Ein anderes Bild zeichnet sich allerdings in den offiziellen Zahlen und den Erfahrungen der Notfallstationen ab. Dort wird seit zwei, drei Wochen bereits wieder mehr getestet, sagt Exadaktylos zu Nau.ch. «Es wäre im Sinne der Schweizer Notfallstationen und der Patienten wichtig, dass wir Unterstützung bekommen.»
Diffuse BAG-Kriterien
Gratis ist der Test dann, wenn eine Person die BAG-Kriterien erfüllt, das heisst: Krankheitssymptome hat. Hier wird es bereits schwierig: «Wir sind nicht die Symptom-Polizei», sagt Exadaktylos, weshalb man den Aussagen der Testwilligen einfach vertraut. Zudem können die Kantonsärzte im Rahmen des Contact Tracings auch Tests bei Personen ohne Symptome anordnen.
Doch woher wissen die Spitäler, wer eine solche Anordnung hat? «Wie sie das genau machen, ist den einzelnen Kantonen überlassen», sagt der Präsident der Kantonsärzte, der Zuger Ruedi Hauri. Jedenfalls würden diese Kosten vom Bund übernommen. «Falsch», heisst es beim Luzerner Kollegen Christos Pouskoulas: «Immer der Auftraggeber bezahlt die Leistung», also der Kanton.
Auf Nachfrage klärt das Bundesamt für Gesundheit, wo Mediensprecher Grégoire Gogniat auch zunächst ins Stutzen kommt. Doch er verweist auf eine komplexe grafische Darstellung im Faktenblatt zur «Regelung der Kostenübernahme». Dort ist ersichtlich: Es zahlt der Bund. Auch wenn man die Grafik nicht interpretieren mag, den Fall «Kanton» gibt es so oder so in keinem einzigen Szenario.
Patient zahlt je nach dem auch bei Gratistest
Der Bund bezahlt «95 Franken für die Analyse und 24 Franken für die Auftragsabwicklung, Overheadkosten und Probenentnahmematerial». Das ist ein Maximalbetrag, mehr geht nicht, höchstens weniger. Doch: Seit Jahr und Tag verrechnen die (spitalinternen) Labors den «Zuschlag für Nacht, Sonn- und Feiertage», knapp 50 Franken. Ob HIV-, Salmonellen- oder eben Coronavirus-Nachweis: Je nach Wochentag und Tageszeit schlägt der Zuschlag zu.

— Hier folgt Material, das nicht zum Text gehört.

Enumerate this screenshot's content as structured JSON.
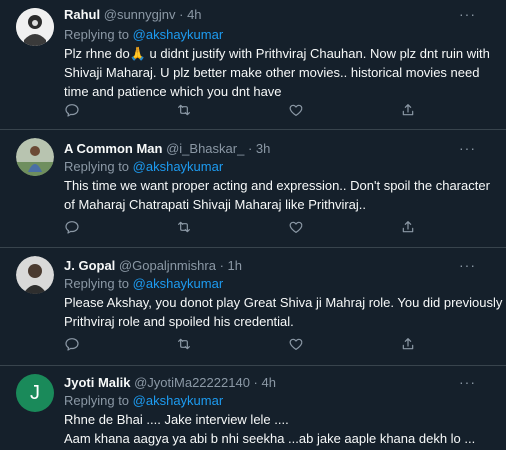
{
  "colors": {
    "background": "#15202b",
    "divider": "#38444d",
    "muted": "#8b98a5",
    "mention": "#1d9bf0",
    "text": "#f7f9f9"
  },
  "replies": [
    {
      "name": "Rahul",
      "handle": "@sunnygjnv",
      "time": "· 4h",
      "replying_prefix": "Replying to",
      "replying_to": "@akshaykumar",
      "lines": [
        "Plz rhne do🙏 u didnt justify with Prithviraj Chauhan. Now plz dnt ruin with",
        "Shivaji Maharaj. U plz better make other movies.. historical movies need",
        "time and patience which you dnt have"
      ],
      "more_icon": "more-icon"
    },
    {
      "name": "A Common Man",
      "handle": "@i_Bhaskar_",
      "time": "· 3h",
      "replying_prefix": "Replying to",
      "replying_to": "@akshaykumar",
      "lines": [
        "This time we want proper acting and expression.. Don't spoil the character",
        "of Maharaj Chatrapati Shivaji Maharaj like Prithviraj.."
      ],
      "more_icon": "more-icon"
    },
    {
      "name": "J. Gopal",
      "handle": "@Gopaljnmishra",
      "time": "· 1h",
      "replying_prefix": "Replying to",
      "replying_to": "@akshaykumar",
      "lines": [
        "Please Akshay, you donot play Great Shiva ji Mahraj role. You did previously",
        "Prithviraj role and spoiled his credential."
      ],
      "more_icon": "more-icon"
    },
    {
      "name": "Jyoti Malik",
      "handle": "@JyotiMa22222140",
      "time": "· 4h",
      "replying_prefix": "Replying to",
      "replying_to": "@akshaykumar",
      "avatar_letter": "J",
      "lines": [
        "Rhne de Bhai .... Jake interview lele ....",
        "Aam khana aagya ya abi b nhi seekha ...ab jake aaple khana dekh lo ..."
      ],
      "more_icon": "more-icon"
    }
  ],
  "more_label": "···"
}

Nur: Der Bund zahlt das auf keinen Fall, stellt Grégoire Gogniat vom BAG klar. Die Labors dürften den Zuschlag eh nur dann verrechnen, wenn der Arzt explizit angeordnet habe, dass es pressiere. Sei dies der Fall, dann gehe dieser Teil der Rechnung den separaten Weg via Krankenkasse. Wer dieses Jahr seine Franchise noch nicht ausgeschöpft hat, zahlt dann – trotz Gratistest.
Das hat der geneigte Testwillige allenfalls nicht auf der Rechnung gehabt. Aber er ist damit in bester Gesellschaft. Auch unter Fachleuten ist in Sachen Corona-Bewältigung nicht immer ganz klar, was gilt.